Rejection of Smooth GPS Time Synchronization Attacks via Sparse Techniques
Erick Schmidt, Junhwan Lee, Nikolaos Gatsis, David Akopian
Abstract
This article presents a novel time synchronization attack (TSA) model for the Global Positioning System (GPS) based on clock data behavior changes in a higher-order derivative domain. Further, TSA rejection and mitigation based on sparse domain (TSARM-S) is presented. TSAs affect stationary GPS receivers in applications where precise timing is required, such as cellular communications, financial transactions, and monitoring of the electric power grid. In the present work, higher-order derivatives of the clock bias and clock drift are monitored to reveal TSAs that show up as sparse spike-like events. The smoothness of the attack relates to the derivative order where the sparsity is observed.

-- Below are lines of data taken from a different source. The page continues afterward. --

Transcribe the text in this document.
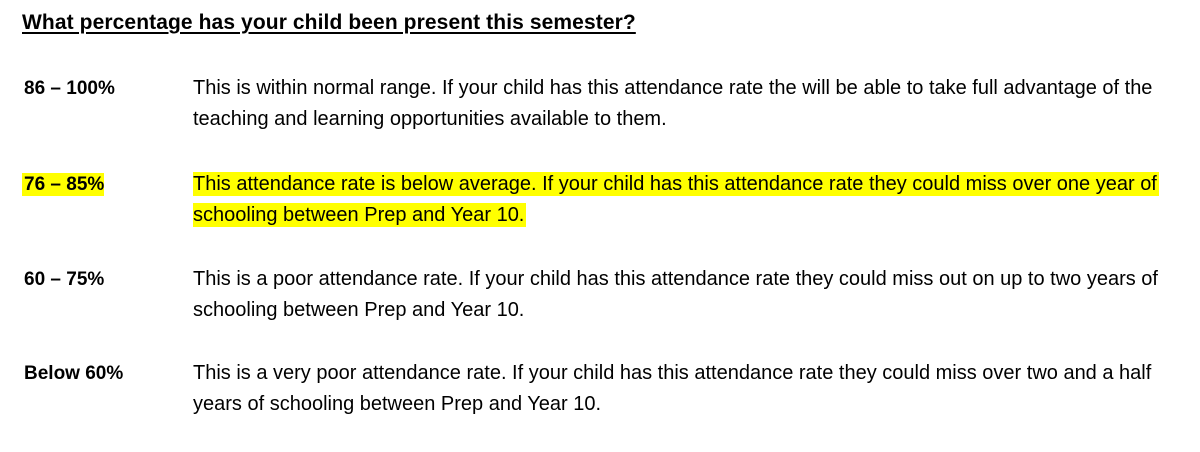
What percentage has your child been present this semester?
86 – 100%	This is within normal range. If your child has this attendance rate the will be able to take full advantage of the teaching and learning opportunities available to them.
76 – 85%	This attendance rate is below average. If your child has this attendance rate they could miss over one year of schooling between Prep and Year 10.
60 – 75%	This is a poor attendance rate. If your child has this attendance rate they could miss out on up to two years of schooling between Prep and Year 10.
Below 60%	This is a very poor attendance rate. If your child has this attendance rate they could miss over two and a half years of schooling between Prep and Year 10.
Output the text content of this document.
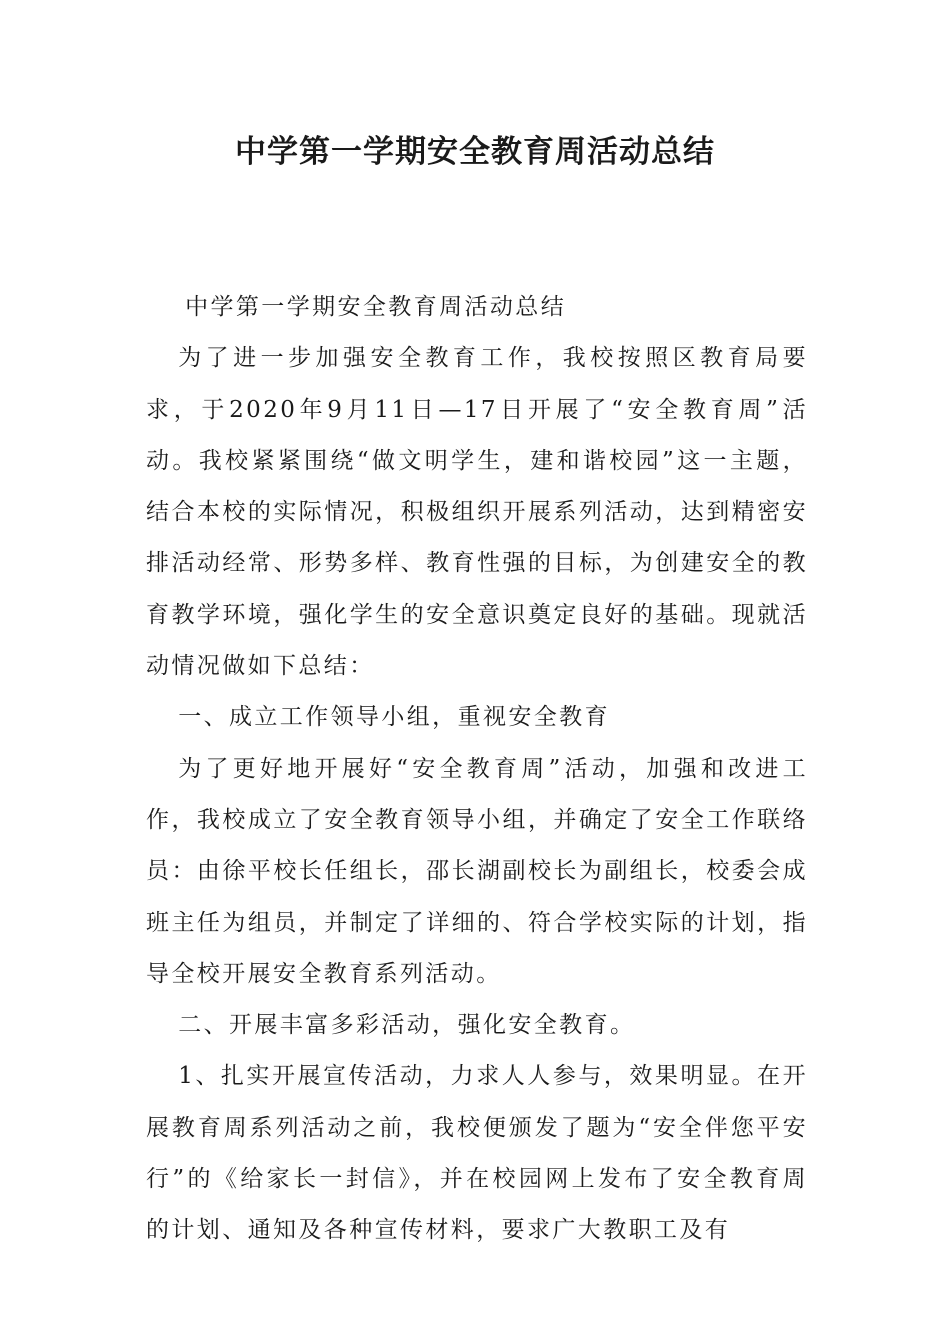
中学第一学期安全教育周活动总结

中学第一学期安全教育周活动总结

为了进一步加强安全教育工作，我校按照区教育局要求，于2020年9月11日—17日开展了“安全教育周”活动。我校紧紧围绕“做文明学生，建和谐校园”这一主题，结合本校的实际情况，积极组织开展系列活动，达到精密安排活动经常、形势多样、教育性强的目标，为创建安全的教育教学环境，强化学生的安全意识奠定良好的基础。现就活动情况做如下总结：

一、成立工作领导小组，重视安全教育

为了更好地开展好“安全教育周”活动，加强和改进工作，我校成立了安全教育领导小组，并确定了安全工作联络员：由徐平校长任组长，邵长湖副校长为副组长，校委会成班主任为组员，并制定了详细的、符合学校实际的计划，指导全校开展安全教育系列活动。

二、开展丰富多彩活动，强化安全教育。

1、扎实开展宣传活动，力求人人参与，效果明显。在开展教育周系列活动之前，我校便颁发了题为“安全伴您平安行”的《给家长一封信》，并在校园网上发布了安全教育周的计划、通知及各种宣传材料，要求广大教职工及有
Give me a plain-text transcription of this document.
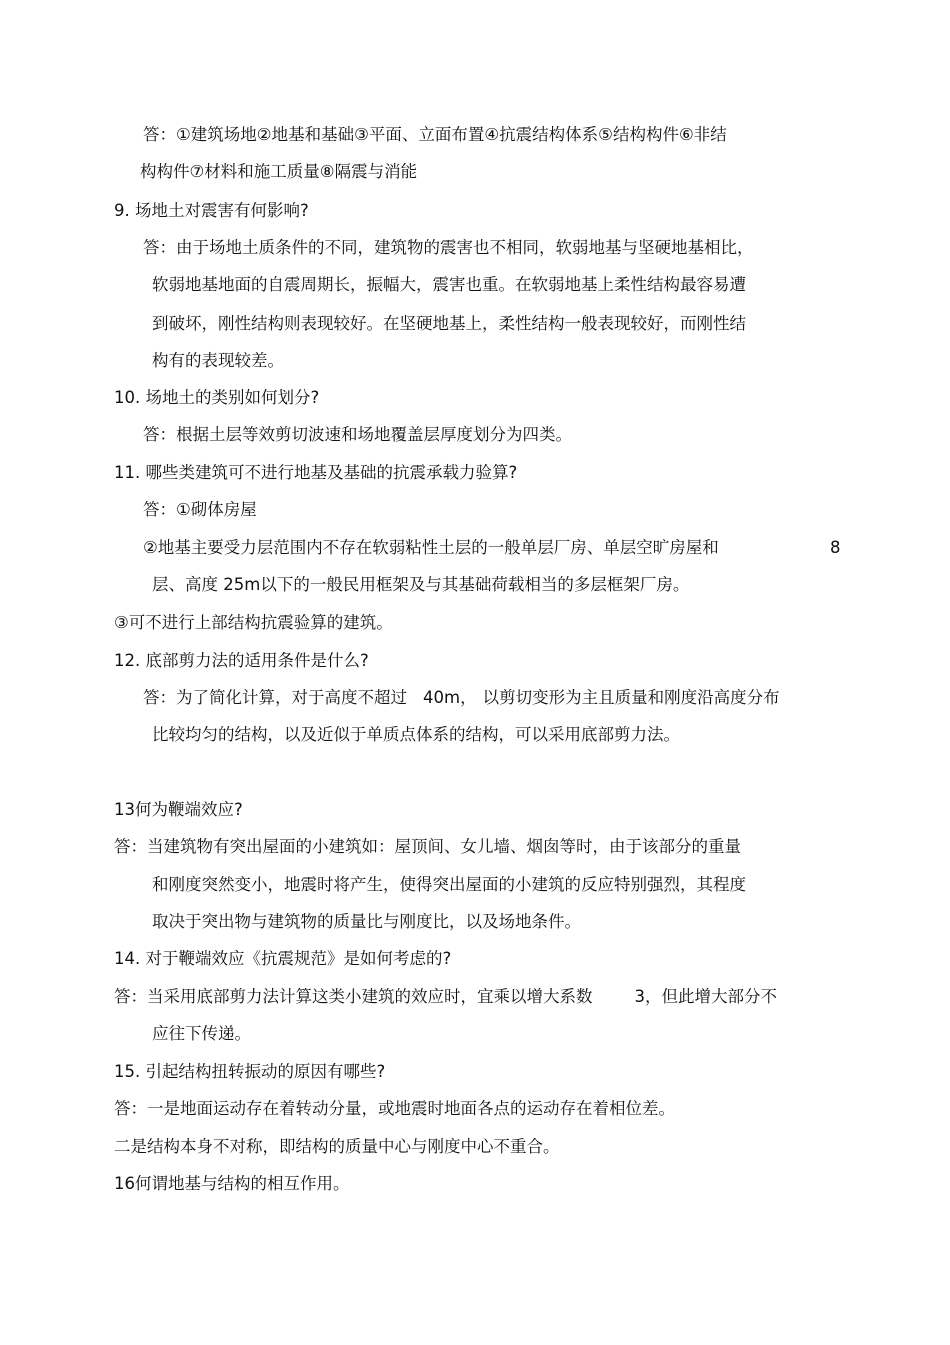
答：①建筑场地②地基和基础③平面、立面布置④抗震结构体系⑤结构构件⑥非结
构构件⑦材料和施工质量⑧隔震与消能
9. 场地土对震害有何影响?
答：由于场地土质条件的不同，建筑物的震害也不相同，软弱地基与坚硬地基相比，
软弱地基地面的自震周期长，振幅大，震害也重。在软弱地基上柔性结构最容易遭
到破坏，刚性结构则表现较好。在坚硬地基上，柔性结构一般表现较好，而刚性结
构有的表现较差。
10. 场地土的类别如何划分?
答：根据土层等效剪切波速和场地覆盖层厚度划分为四类。
11. 哪些类建筑可不进行地基及基础的抗震承载力验算?
答：①砌体房屋
②地基主要受力层范围内不存在软弱粘性土层的一般单层厂房、单层空旷房屋和	8
层、高度 25m以下的一般民用框架及与其基础荷载相当的多层框架厂房。
③可不进行上部结构抗震验算的建筑。
12. 底部剪力法的适用条件是什么?
答：为了简化计算，对于高度不超过 40m， 以剪切变形为主且质量和刚度沿高度分布
比较均匀的结构，以及近似于单质点体系的结构，可以采用底部剪力法。
13何为鞭端效应?
答：当建筑物有突出屋面的小建筑如：屋顶间、女儿墙、烟囱等时，由于该部分的重量
和刚度突然变小，地震时将产生，使得突出屋面的小建筑的反应特别强烈，其程度
取决于突出物与建筑物的质量比与刚度比，以及场地条件。
14. 对于鞭端效应《抗震规范》是如何考虑的?
答：当采用底部剪力法计算这类小建筑的效应时，宜乘以增大系数	3，但此增大部分不
应往下传递。
15. 引起结构扭转振动的原因有哪些?
答：一是地面运动存在着转动分量，或地震时地面各点的运动存在着相位差。
二是结构本身不对称，即结构的质量中心与刚度中心不重合。
16何谓地基与结构的相互作用。
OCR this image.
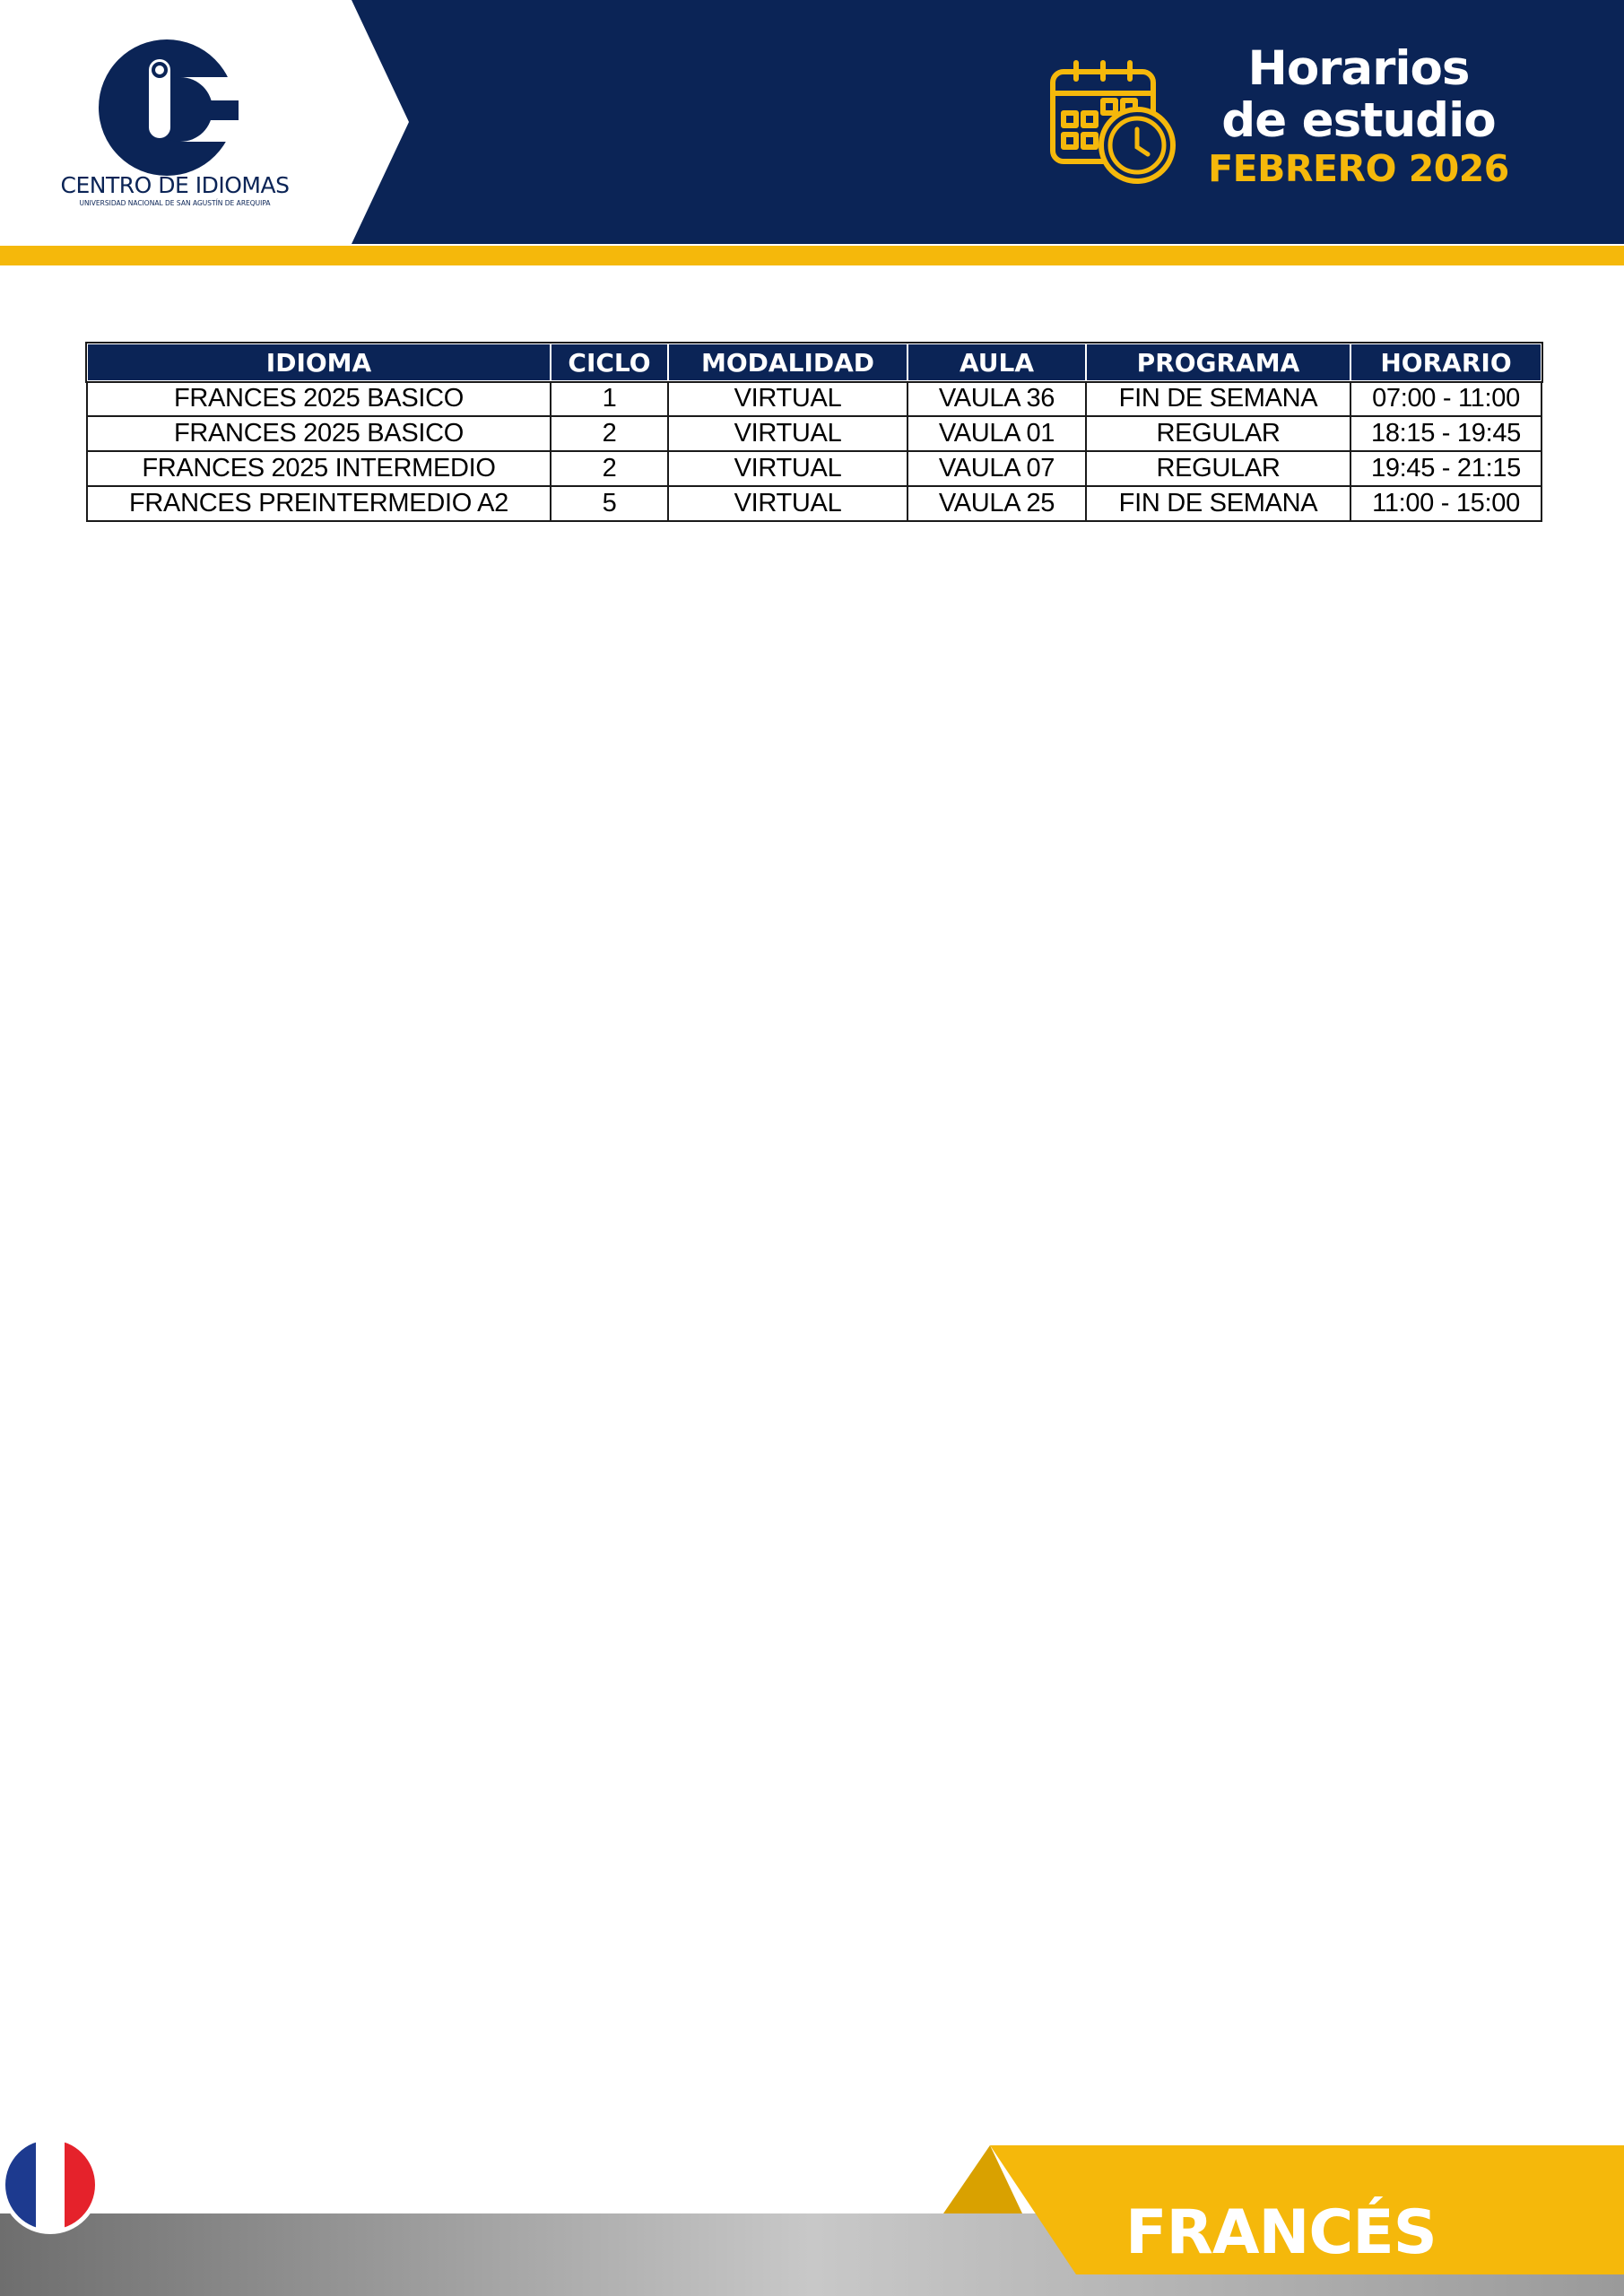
CENTRO DE IDIOMAS
UNIVERSIDAD NACIONAL DE SAN AGUSTÍN DE AREQUIPA
Horarios
de estudio
FEBRERO 2026
IDIOMA	CICLO	MODALIDAD	AULA	PROGRAMA	HORARIO
FRANCES 2025 BASICO	1	VIRTUAL	VAULA 36	FIN DE SEMANA	07:00 - 11:00
FRANCES 2025 BASICO	2	VIRTUAL	VAULA 01	REGULAR	18:15 - 19:45
FRANCES 2025 INTERMEDIO	2	VIRTUAL	VAULA 07	REGULAR	19:45 - 21:15
FRANCES PREINTERMEDIO A2	5	VIRTUAL	VAULA 25	FIN DE SEMANA	11:00 - 15:00
FRANCÉS
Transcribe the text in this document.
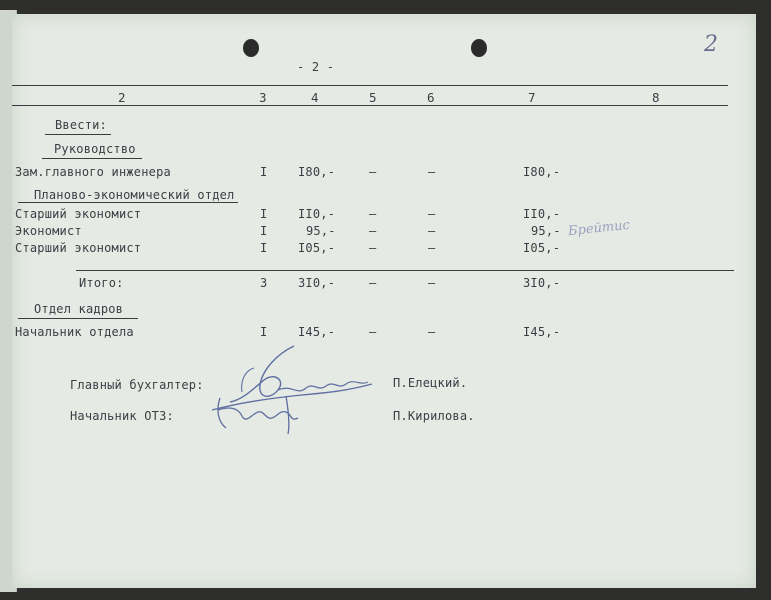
- 2 -
2
2	3	4	5	6	7	8
Ввести:
Руководство
Зам.главного инженера	I	I80,-	–	–	I80,-
Планово-экономический отдел
Старший экономист	I	II0,-	–	–	II0,-
Экономист	I	95,-	–	–	95,- Брейтис
Старший экономист	I	I05,-	–	–	I05,-
Итого:	3	3I0,-	–	–	3I0,-
Отдел кадров
Начальник отдела	I	I45,-	–	–	I45,-
Главный бухгалтер:	П.Елецкий.
Начальник ОТЗ:	П.Кирилова.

The proposed method jointly estimates a dynamic solution for GPS timing and rejects clock behavior changes based on such sparse events. An evaluation procedure is presented for two testbeds, namely a commercial receiver and a software-defined radio (SDR). Further, the proposed method is evaluated against real spoofing scenarios available online in the Texas Spoofing Test Battery (TEXBAT). Combined synthetic and real-data results show an average RMS clock bias error of 12.08 m for the SDR platform, and 45.74 m for the commercial device. Furthermore, the technique is evaluated against state-of-the-art mitigation techniques and in a spoofing-plus-multipath scenario for robustness. Finally, TSARM-S can be potentially optimized and implemented in commercial devices via a firmware upgrade.